Authors suggest that Organoleptic Awareness* (i.e. conscious appreciation of the effects of food on each of the senses) and Affective Sensitivity (attention to how food affects internal states) are key contributors to being truly mindful. There are a series of courses offered on the internet to enhance this kind of appreciation for food. Critically, mindfulness is a skill that can be learned- kind of like meditation can be taught to kids with ADHD.


Simply reading literature about mindful eating practices was sufficiently influential as to discourage my infamous writing crutch (the dry cereal crumbs are an ever present reminder in almost every work place, lab, and home of my commitment to writing about eating behaviour).


Perhaps my cyncism was not warranted.

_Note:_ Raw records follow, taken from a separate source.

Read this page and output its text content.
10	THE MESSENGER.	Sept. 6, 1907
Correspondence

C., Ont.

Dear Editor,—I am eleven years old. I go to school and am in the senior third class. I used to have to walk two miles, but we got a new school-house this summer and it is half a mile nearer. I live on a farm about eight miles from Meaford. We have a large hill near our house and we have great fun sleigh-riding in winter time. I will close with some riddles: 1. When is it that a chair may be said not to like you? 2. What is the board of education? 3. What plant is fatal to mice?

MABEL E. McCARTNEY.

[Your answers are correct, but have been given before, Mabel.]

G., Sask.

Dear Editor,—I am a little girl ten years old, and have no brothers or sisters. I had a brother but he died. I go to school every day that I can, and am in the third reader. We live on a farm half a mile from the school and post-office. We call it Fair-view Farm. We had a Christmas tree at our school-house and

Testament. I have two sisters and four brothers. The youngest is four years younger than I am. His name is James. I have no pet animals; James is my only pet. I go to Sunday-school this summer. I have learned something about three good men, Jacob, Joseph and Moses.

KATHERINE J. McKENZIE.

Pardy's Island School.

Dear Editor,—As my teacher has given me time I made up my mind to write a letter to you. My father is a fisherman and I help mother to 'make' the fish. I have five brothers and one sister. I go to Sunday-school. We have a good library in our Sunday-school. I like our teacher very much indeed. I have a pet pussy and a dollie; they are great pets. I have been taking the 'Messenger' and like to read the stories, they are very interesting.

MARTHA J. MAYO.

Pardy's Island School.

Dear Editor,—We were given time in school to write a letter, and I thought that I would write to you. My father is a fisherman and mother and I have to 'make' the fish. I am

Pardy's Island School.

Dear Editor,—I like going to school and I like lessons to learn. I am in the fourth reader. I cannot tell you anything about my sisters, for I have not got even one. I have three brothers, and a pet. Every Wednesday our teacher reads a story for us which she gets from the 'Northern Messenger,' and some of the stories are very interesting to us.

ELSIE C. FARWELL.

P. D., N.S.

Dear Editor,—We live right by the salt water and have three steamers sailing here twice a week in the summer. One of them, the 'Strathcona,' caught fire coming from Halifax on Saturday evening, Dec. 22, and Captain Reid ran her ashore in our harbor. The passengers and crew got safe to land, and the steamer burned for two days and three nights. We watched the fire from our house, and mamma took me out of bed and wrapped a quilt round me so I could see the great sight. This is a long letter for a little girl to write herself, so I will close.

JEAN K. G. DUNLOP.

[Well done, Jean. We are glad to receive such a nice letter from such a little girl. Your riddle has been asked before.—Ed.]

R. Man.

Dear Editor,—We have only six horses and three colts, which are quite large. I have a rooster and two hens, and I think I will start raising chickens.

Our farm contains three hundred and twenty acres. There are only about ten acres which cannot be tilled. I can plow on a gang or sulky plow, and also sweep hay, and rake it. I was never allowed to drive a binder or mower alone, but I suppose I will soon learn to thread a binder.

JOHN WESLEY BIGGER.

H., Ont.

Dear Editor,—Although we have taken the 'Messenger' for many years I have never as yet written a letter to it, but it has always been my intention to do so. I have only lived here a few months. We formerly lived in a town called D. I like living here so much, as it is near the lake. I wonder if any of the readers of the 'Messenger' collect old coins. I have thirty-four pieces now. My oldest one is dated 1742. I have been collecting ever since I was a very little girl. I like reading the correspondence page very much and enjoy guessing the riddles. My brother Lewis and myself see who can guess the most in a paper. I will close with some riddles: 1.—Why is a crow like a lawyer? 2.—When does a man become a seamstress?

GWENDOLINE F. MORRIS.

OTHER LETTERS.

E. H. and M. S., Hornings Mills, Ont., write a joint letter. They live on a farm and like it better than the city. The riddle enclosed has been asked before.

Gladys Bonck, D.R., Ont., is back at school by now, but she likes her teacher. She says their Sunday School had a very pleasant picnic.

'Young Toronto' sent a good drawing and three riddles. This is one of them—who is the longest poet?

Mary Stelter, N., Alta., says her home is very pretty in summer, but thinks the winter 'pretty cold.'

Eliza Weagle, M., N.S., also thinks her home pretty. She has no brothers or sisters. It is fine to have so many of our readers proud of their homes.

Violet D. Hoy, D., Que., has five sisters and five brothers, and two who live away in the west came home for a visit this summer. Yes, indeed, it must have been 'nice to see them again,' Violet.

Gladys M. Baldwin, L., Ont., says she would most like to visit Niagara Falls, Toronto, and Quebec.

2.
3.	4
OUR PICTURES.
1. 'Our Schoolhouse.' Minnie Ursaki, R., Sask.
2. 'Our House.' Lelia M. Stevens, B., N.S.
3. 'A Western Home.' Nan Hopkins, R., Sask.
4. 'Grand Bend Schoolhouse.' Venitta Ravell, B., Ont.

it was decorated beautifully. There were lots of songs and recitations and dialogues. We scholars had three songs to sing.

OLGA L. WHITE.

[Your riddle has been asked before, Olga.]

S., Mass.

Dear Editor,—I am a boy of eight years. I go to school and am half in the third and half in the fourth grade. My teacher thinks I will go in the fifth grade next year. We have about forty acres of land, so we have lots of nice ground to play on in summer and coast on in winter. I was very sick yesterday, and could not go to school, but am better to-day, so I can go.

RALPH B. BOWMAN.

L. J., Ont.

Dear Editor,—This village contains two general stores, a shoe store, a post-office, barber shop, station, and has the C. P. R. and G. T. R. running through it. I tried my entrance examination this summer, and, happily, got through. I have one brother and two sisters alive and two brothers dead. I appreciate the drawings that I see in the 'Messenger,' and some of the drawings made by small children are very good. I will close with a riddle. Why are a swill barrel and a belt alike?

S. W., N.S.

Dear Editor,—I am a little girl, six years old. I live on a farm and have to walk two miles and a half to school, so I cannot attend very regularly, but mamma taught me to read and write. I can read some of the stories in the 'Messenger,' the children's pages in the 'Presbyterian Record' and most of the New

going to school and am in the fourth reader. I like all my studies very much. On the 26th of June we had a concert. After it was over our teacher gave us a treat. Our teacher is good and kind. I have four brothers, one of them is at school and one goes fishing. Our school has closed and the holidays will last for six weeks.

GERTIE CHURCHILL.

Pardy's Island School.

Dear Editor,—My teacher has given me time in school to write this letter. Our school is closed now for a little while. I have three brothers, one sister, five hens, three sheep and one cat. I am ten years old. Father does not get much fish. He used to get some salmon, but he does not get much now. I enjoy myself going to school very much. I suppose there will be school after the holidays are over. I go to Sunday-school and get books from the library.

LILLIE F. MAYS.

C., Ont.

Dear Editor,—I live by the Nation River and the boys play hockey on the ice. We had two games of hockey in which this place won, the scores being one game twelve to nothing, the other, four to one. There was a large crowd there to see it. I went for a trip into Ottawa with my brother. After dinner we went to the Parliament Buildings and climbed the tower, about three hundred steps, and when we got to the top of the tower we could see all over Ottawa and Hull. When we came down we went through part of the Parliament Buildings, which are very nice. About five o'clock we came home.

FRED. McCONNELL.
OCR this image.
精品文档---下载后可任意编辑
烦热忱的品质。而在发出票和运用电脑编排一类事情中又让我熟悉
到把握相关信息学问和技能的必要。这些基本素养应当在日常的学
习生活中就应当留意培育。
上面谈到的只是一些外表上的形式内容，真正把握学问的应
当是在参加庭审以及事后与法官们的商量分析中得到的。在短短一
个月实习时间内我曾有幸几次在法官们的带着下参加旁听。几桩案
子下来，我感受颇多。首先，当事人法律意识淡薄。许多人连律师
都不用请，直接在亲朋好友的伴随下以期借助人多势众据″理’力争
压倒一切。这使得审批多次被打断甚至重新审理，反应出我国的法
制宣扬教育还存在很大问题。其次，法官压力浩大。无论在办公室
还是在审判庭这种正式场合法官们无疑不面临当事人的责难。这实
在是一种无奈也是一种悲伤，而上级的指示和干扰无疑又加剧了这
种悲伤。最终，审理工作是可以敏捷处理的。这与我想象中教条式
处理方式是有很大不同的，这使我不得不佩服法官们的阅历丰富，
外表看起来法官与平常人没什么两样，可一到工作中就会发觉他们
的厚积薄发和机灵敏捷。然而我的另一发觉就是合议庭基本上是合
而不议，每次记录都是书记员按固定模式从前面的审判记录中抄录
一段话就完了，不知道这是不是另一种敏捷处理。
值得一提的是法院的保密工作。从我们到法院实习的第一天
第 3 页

One can see how the 24 hour-availability-yes-man culture might crossover into our eating habits. Yielding to the feelings associated with sensory experiences can lend a special kind of awareness, and remind us of the fact that leaving half the cookie may not be such a bad idea.


I will be posting the authors Mindful Eating Questionnaire at the end of the week.



*I had to look up ‘organoleptic’. Latin bases usually help with the uglier, more nebulous words in english- ‘organ’ (obvious) + Ancient greek ‘leptikos’ (disposed to take), and pertains to the sensory properties of a particular food or chemical, the taste, colour, odour and feel.

One response on “Mindful Eating: Zen Mastery of Too Many Rice Krispies

  1. Leslie m says:

    Enjoyed your conflict and response to the dilemma this mindful practice brings up. Thank you for the inspiring words!